Indiana Wesleyan men's basketball coach Greg Tonagel walked out of his locker room at the Hutzell Athletic Center Saturday and offered a sigh, followed by a glimpse of a smile. His team had just beaten ninth-ranked Saint Francis 81-80 and though he was thrilled internally, he simply didn't have the energy to show much of it.
Across the building, his counterpart, Saint Francis coach Chad LaCross exhibited the same weariness. If you would have placed the two side-by-side, you couldn't have determined which man had won or lost.
Welcome to the Crossroads League.
“It's challenging,” Tonagel said of the conference. “It makes you better. If you've got to play the Saint Francis' then you can't take the week off. Chad is a great coach and they do great things.
“You are constantly preparing and making yourself better. So from that standpoint we get better, but we also beat each other up.”
These two nationally-ranked squads (Saint Francis is ninth and Indiana Wesleyan 11th) went toe-to-toe for 40 minutes in a game that featured 15 lead changes – in the second half.
Great plays were made in metronome-like fashion beginning with the first play of the game when Indiana Wesleyan senior center R.J. Mahurin rolled off a screen, took a pass and slammed home the first couple of his 30 points he would finish with.
Whether it was Mahurin, or Saint Francis center Scott Kohne sinking unorthodox turnaround jumpers (the All-American senior would finish with 21 points), or Wildcat guard Jordan Weidner (21 points) blowing by people in transition topped only by Cougar forward Josh Hogan (20) doing the same, or Saint Francis gunslinger Jordan Hahn (sinking 5 of his 7 3-point shots), the talent display just ticked and tocked back-and-forth all game long.

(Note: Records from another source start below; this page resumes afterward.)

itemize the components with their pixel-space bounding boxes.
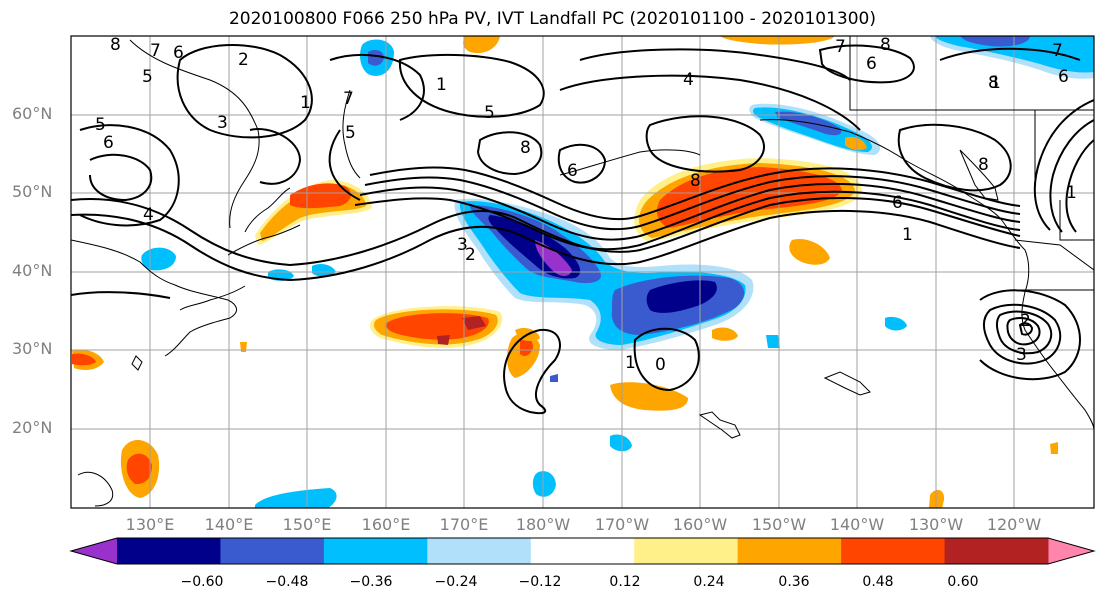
contour-label: 5 xyxy=(142,67,153,87)
colorbar-segment xyxy=(220,538,325,564)
contour-label: 8 xyxy=(988,73,999,93)
colorbar-tick-label: 0.24 xyxy=(693,574,725,590)
colorbar-tick-label: 0.36 xyxy=(778,574,810,590)
lon-label: 130°W xyxy=(908,515,964,534)
lat-label-30n: 30°N xyxy=(12,339,53,358)
contour-label: 7 xyxy=(343,89,354,109)
colorbar-segment xyxy=(530,538,635,564)
contour-label: 1 xyxy=(1066,183,1077,203)
contour-labels: 8 7 6 5 6 2 1 3 5 4 5 7 1 4 5 8 6 8 7 6 … xyxy=(95,35,1077,375)
contour-label: 6 xyxy=(567,161,578,181)
colorbar-segment xyxy=(117,538,221,564)
contour-label: 7 xyxy=(150,41,161,61)
contour-label: 5 xyxy=(484,103,495,123)
lat-label-40n: 40°N xyxy=(12,261,53,280)
lon-label: 170°E xyxy=(439,515,489,534)
lon-label: 140°E xyxy=(204,515,254,534)
contour-label: 7 xyxy=(1052,41,1063,61)
colorbar-left-extension xyxy=(71,538,117,564)
contour-label: 2 xyxy=(238,50,249,70)
colorbar-tick-label: −0.60 xyxy=(180,574,224,590)
contour-label: 6 xyxy=(1058,67,1069,87)
contour-label: 6 xyxy=(103,133,114,153)
colorbar-tick-label: −0.24 xyxy=(434,574,478,590)
contour-label: 6 xyxy=(892,193,903,213)
contour-label: 1 xyxy=(436,75,447,95)
lat-label-50n: 50°N xyxy=(12,182,53,201)
colorbar xyxy=(69,537,1096,565)
colorbar-tick-label: −0.36 xyxy=(349,574,393,590)
contour-label: 5 xyxy=(345,123,356,143)
lon-label: 120°W xyxy=(986,515,1042,534)
pv-contours xyxy=(71,43,1094,415)
lat-label-60n: 60°N xyxy=(12,104,53,123)
contour-label: 8 xyxy=(110,35,121,55)
contour-label: 3 xyxy=(217,113,228,133)
contour-label: 6 xyxy=(173,43,184,63)
lon-label: 160°E xyxy=(361,515,411,534)
colorbar-tick-label: −0.12 xyxy=(518,574,562,590)
negative-ivt-fills xyxy=(141,36,1094,508)
contour-label: 8 xyxy=(978,155,989,175)
lon-label: 140°W xyxy=(829,515,885,534)
contour-label: 8 xyxy=(690,171,701,191)
colorbar-segment xyxy=(841,538,946,564)
colorbar-tick-label: 0.48 xyxy=(862,574,894,590)
colorbar-tick-label: 0.12 xyxy=(609,574,641,590)
contour-label: 8 xyxy=(880,35,891,55)
map-frame xyxy=(70,35,1095,509)
contour-label: 1 xyxy=(625,353,636,373)
graticule xyxy=(71,36,1094,508)
lon-label: 150°W xyxy=(751,515,807,534)
colorbar-right-extension xyxy=(1048,538,1094,564)
lon-label: 160°W xyxy=(672,515,728,534)
lon-label: 150°E xyxy=(282,515,332,534)
contour-label: 2 xyxy=(465,245,476,265)
colorbar-segment xyxy=(427,538,532,564)
contour-label: 4 xyxy=(143,205,154,225)
contour-label: 8 xyxy=(520,138,531,158)
colorbar-tick-label: 0.60 xyxy=(947,574,979,590)
contour-label: 7 xyxy=(835,37,846,57)
contour-label: 4 xyxy=(683,70,694,90)
colorbar-outline xyxy=(69,537,1096,565)
contour-label: 6 xyxy=(866,54,877,74)
contour-label: 1 xyxy=(300,93,311,113)
lon-label: 130°E xyxy=(125,515,175,534)
map-plot-area: 8 7 6 5 6 2 1 3 5 4 5 7 1 4 5 8 6 8 7 6 … xyxy=(71,35,1094,508)
contour-label: 5 xyxy=(95,115,106,135)
colorbar-segment xyxy=(737,538,842,564)
contour-label: 1 xyxy=(902,225,913,245)
contour-label: 3 xyxy=(457,235,468,255)
colorbar-segment xyxy=(944,538,1049,564)
contour-label: 3 xyxy=(1016,345,1027,365)
lon-label: 180°W xyxy=(515,515,571,534)
colorbar-segment xyxy=(323,538,428,564)
contour-label: 0 xyxy=(655,355,666,375)
lat-label-20n: 20°N xyxy=(12,418,53,437)
contour-label: 2 xyxy=(1020,311,1031,331)
map-title: 2020100800 F066 250 hPa PV, IVT Landfall… xyxy=(228,9,876,29)
colorbar-segment xyxy=(634,538,739,564)
lon-label: 170°W xyxy=(594,515,650,534)
contour-label: 1 xyxy=(990,73,1001,93)
colorbar-tick-label: −0.48 xyxy=(265,574,309,590)
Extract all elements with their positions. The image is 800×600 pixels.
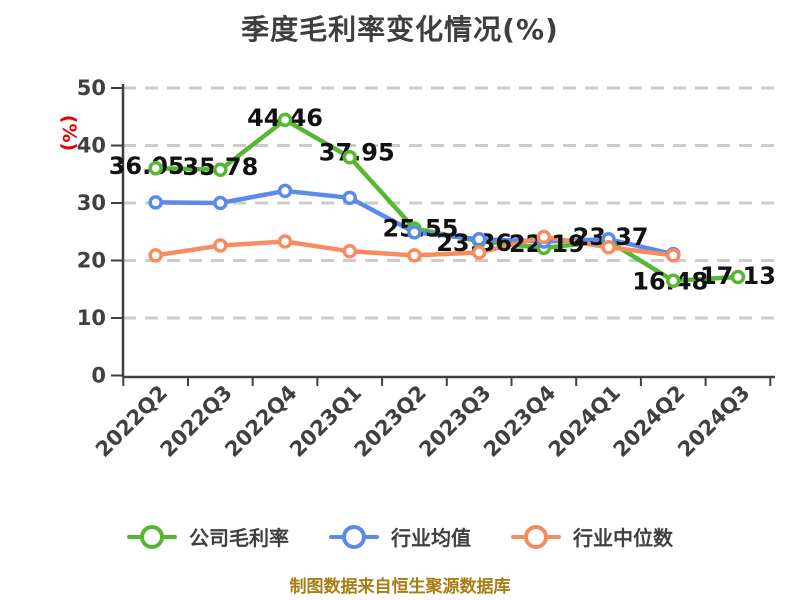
series-marker-1 — [342, 190, 357, 206]
series-marker-1 — [471, 231, 487, 247]
series-marker-0 — [148, 160, 163, 176]
series-marker-2 — [471, 245, 487, 260]
series-marker-1 — [407, 225, 422, 240]
y-tick-label: 10 — [77, 306, 106, 330]
data-label: 36.05 — [109, 152, 185, 180]
series-marker-2 — [342, 244, 357, 259]
series-marker-1 — [213, 195, 228, 211]
legend-item-company-margin[interactable]: 公司毛利率 — [127, 522, 289, 551]
series-marker-1 — [148, 195, 163, 210]
series-marker-0 — [213, 162, 228, 178]
legend-item-industry-mean[interactable]: 行业均值 — [329, 522, 471, 551]
chart-title: 季度毛利率变化情况(%) — [241, 13, 559, 46]
series-marker-0 — [277, 112, 293, 128]
x-tick-label: 2024Q3 — [673, 381, 754, 462]
legend-label: 行业均值 — [391, 526, 471, 550]
series-marker-2 — [666, 248, 681, 263]
series-marker-2 — [148, 248, 163, 263]
legend-marker-icon — [127, 523, 177, 551]
y-tick-label: 40 — [77, 134, 106, 158]
series-marker-0 — [342, 150, 357, 165]
legend-marker-icon — [511, 523, 561, 551]
data-label: 37.95 — [319, 138, 395, 166]
legend-label: 行业中位数 — [573, 526, 673, 550]
series-marker-0 — [730, 269, 746, 285]
legend-label: 公司毛利率 — [189, 526, 289, 550]
series-marker-0 — [666, 273, 681, 288]
series-marker-1 — [277, 183, 293, 199]
y-axis-unit-label: (%) — [58, 115, 80, 151]
y-tick-label: 20 — [77, 249, 106, 273]
series-marker-2 — [601, 240, 616, 255]
series-marker-2 — [407, 248, 422, 263]
y-tick-label: 0 — [91, 364, 106, 388]
y-tick-label: 30 — [77, 191, 106, 215]
data-source-note: 制图数据来自恒生聚源数据库 — [289, 577, 511, 597]
legend-marker-icon — [329, 523, 379, 551]
series-marker-2 — [277, 234, 293, 249]
series-marker-2 — [213, 238, 228, 253]
y-tick-label: 50 — [77, 76, 106, 100]
series-marker-2 — [536, 229, 552, 245]
legend-item-industry-median[interactable]: 行业中位数 — [511, 522, 673, 551]
legend: 公司毛利率 行业均值 行业中位数 — [0, 522, 800, 551]
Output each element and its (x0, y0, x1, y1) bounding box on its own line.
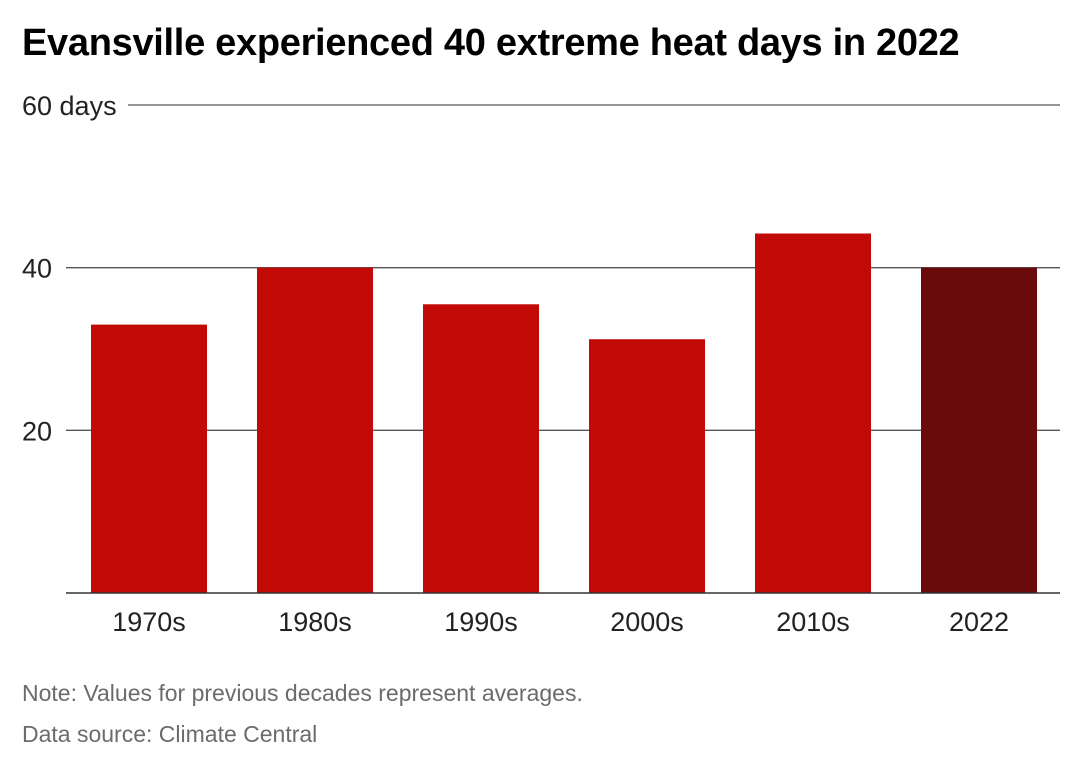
y-tick-label: 40 (22, 254, 52, 284)
x-tick-label: 2000s (610, 607, 684, 637)
x-tick-label: 2022 (949, 607, 1009, 637)
bar-1990s (423, 304, 539, 593)
bar-1970s (91, 324, 207, 593)
axis-labels: 20 40 60 days 1970s 1980s 1990s 2000s 2010s 2022 (22, 91, 1009, 637)
y-tick-label: 60 days (22, 91, 117, 121)
x-tick-label: 1970s (112, 607, 186, 637)
bar-2022 (921, 267, 1037, 593)
chart-note: Note: Values for previous decades repres… (22, 680, 583, 706)
x-tick-label: 2010s (776, 607, 850, 637)
bar-2000s (589, 339, 705, 593)
bars (91, 233, 1037, 594)
y-tick-label: 20 (22, 416, 52, 446)
x-tick-label: 1990s (444, 607, 518, 637)
bar-2010s (755, 233, 871, 594)
data-source: Data source: Climate Central (22, 721, 318, 747)
x-tick-label: 1980s (278, 607, 352, 637)
gridlines (66, 104, 1060, 431)
bar-chart: 20 40 60 days 1970s 1980s 1990s 2000s 2010s 2022 (22, 91, 1060, 637)
bar-1980s (257, 267, 373, 593)
chart-title: Evansville experienced 40 extreme heat d… (22, 22, 960, 64)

“It's both stressful and fun,” LaCross said. “I don't want to say that I don't have any fun because I felt like our guys battled and competed for 40 minutes. That's all you can ask.”
This is “all you can ask,” but unfortunately in this conference, that often isn't enough.
The Saint Francis loss created a 3-way tie among nationally-ranked teams (19th-rated Huntington is the third squad along with Indiana Wesleyan and Saint Francis), which could have a fourth team (a Marian win at Goshen will put the Knights in the mix) by Monday night. And it isn't just the top of this league that is pure chaos.
Grace was winless in its first five league games, but has now beaten both Huntington and Saint Francis en route to winning six of its last seven games.
Huntington has beaten Saint Francis, but lost to Marian; Marian has lost to Saint Francis, but beaten Indiana Wesleyan; and the Cougars have barely survived against Goshen and Mount Vernon, two teams have a combined two victories in their first 23 conference games this season.
Picking winners in this conference would drive a gambler to bankruptcy by mid-season. However, the competition does provide its advantages come March.
Saint Francis played for a pair of NAIA Division II national championships (winning in 2010) and finished three games out of first place in the league standings both of those seasons. Last season, Grace lost in its opening game of the Crossroads League Tournament to 7th-seed Marian, yet advanced to the Final Four of the national tournament.
“Other teams may go into the (national tournament) a little more fresh than we are,” Tonagel explained, “but I'd rather be part of a really good league and be challenged every week and playing who we are now.
“I read recently that the Crossroads League has the highest winning percentage (in the national tournament). That says a lot. Not only are we sending a lot of teams, but they are winning.”
And winning is always fun – even if you're too exhausted to show it.